Google has a free DNS utility “Namebench” at code.google.com/p/namebench that can help the user find the fastest free DNS, with instructions on how to change your DNS at developers.google.com/speed/public-dns/docs/using . Another excellent DNS service, OpenDNS, has simple but detailed instructions on how to change your DNS at use.opendns.com. If you use Google’s Namebench to find the best combination of DNS for your computer and connection, you can use those DNS on your computer by following the instructions given on Google or OpenDNS on how to change your DNS settings; while the default DNS listed on the Google and OpenDNS instructions are excellent and totally adequate, there may be some performance improvement by using the DNS recommended by Namebench. You can always change them again later.

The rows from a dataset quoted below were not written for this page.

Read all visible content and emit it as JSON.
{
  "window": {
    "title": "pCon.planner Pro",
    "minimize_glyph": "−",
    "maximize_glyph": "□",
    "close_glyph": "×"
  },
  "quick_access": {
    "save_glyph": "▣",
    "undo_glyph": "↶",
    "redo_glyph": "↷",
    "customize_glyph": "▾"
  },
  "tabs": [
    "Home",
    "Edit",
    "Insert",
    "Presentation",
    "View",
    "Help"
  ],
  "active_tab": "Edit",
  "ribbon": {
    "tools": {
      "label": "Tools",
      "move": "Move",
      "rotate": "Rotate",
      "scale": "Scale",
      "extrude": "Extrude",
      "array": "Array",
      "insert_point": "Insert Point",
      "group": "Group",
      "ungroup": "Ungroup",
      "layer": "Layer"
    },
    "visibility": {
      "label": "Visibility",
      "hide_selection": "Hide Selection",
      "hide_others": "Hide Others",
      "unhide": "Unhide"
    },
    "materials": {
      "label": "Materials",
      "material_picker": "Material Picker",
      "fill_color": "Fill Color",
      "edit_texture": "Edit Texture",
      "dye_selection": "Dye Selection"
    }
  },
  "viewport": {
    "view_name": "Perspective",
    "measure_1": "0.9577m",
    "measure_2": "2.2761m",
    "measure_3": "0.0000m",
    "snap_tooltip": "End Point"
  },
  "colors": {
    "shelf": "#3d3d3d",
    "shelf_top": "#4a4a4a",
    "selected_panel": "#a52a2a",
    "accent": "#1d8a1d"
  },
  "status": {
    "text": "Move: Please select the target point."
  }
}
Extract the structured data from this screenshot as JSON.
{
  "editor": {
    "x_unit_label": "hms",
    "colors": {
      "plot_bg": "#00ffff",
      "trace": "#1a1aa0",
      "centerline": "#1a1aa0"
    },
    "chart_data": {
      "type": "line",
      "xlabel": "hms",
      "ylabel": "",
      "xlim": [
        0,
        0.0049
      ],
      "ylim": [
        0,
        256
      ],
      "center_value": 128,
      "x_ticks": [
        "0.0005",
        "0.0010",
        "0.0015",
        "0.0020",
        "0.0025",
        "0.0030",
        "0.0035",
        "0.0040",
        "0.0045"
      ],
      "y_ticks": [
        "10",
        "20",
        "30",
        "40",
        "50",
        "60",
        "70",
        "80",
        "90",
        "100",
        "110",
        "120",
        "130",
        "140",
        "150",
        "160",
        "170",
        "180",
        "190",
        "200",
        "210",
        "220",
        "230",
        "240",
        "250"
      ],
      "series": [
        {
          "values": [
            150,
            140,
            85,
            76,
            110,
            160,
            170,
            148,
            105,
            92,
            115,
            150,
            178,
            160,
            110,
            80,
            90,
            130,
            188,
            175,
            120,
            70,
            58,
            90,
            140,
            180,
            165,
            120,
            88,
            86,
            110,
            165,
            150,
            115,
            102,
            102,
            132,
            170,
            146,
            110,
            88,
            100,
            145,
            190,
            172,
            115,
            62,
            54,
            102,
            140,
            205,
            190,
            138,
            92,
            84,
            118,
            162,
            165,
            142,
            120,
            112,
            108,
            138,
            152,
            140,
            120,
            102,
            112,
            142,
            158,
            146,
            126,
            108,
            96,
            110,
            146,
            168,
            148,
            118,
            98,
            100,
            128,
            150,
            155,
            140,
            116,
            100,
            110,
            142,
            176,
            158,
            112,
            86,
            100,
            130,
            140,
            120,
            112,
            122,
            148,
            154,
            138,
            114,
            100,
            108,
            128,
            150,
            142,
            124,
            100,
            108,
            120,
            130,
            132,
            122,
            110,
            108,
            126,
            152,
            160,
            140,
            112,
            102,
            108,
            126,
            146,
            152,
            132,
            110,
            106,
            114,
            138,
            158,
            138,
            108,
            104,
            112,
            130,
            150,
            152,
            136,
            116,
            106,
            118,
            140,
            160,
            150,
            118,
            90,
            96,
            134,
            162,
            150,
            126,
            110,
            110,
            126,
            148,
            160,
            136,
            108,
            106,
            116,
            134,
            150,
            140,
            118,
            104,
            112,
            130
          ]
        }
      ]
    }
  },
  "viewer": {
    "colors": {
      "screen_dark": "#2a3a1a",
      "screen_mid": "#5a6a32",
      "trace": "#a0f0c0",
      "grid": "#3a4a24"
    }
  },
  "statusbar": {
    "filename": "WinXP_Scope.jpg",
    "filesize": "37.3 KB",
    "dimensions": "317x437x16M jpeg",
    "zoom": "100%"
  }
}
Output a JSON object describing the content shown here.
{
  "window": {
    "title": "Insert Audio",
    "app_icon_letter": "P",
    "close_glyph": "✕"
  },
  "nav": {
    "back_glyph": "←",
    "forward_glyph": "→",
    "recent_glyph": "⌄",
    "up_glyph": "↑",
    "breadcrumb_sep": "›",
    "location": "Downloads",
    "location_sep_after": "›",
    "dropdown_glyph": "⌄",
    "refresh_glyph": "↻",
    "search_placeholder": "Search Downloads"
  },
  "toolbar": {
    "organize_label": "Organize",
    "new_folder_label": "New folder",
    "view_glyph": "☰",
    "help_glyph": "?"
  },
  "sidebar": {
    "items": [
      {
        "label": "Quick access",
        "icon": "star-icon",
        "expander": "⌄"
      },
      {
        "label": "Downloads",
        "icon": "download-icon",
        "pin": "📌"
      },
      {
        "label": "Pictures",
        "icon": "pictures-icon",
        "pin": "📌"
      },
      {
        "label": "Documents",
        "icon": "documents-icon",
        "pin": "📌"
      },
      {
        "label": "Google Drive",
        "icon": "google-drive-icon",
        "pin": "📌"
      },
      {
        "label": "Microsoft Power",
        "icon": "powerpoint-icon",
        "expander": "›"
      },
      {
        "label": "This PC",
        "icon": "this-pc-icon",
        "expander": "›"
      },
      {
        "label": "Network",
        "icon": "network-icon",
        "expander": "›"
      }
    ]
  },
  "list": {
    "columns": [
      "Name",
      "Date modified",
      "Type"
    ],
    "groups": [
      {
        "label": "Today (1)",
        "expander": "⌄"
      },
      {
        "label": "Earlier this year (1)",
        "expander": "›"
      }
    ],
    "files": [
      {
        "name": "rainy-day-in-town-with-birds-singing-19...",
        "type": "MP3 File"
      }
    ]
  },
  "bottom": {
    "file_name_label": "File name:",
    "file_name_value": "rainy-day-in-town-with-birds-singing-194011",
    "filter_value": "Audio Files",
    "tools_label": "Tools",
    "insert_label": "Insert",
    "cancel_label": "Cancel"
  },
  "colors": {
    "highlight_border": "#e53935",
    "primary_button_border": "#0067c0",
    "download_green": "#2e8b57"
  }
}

If you enjoy or depend on the Internet, it is imperative that you go to www.dcwg.org/detect  and see if your browser is connecting to a legitimate DNS. If the results are “green” you are likely (but not certainly) safe from the DNS Changer Trojan and can probably continue to use the Internet after July 9. If you are “red,” you must clean your computer of the DNS Changer malware and reset your DNS as instructed above. Regardless of “green” or “red” results, it is always a good practice to periodically scan your computer with a good third-party utility such as SuperAntiSpyware or MalwareBytes to verify that nothing slipped by your security software. Failure to check your computer prior to July 9 may mean no Internet for you on July 10.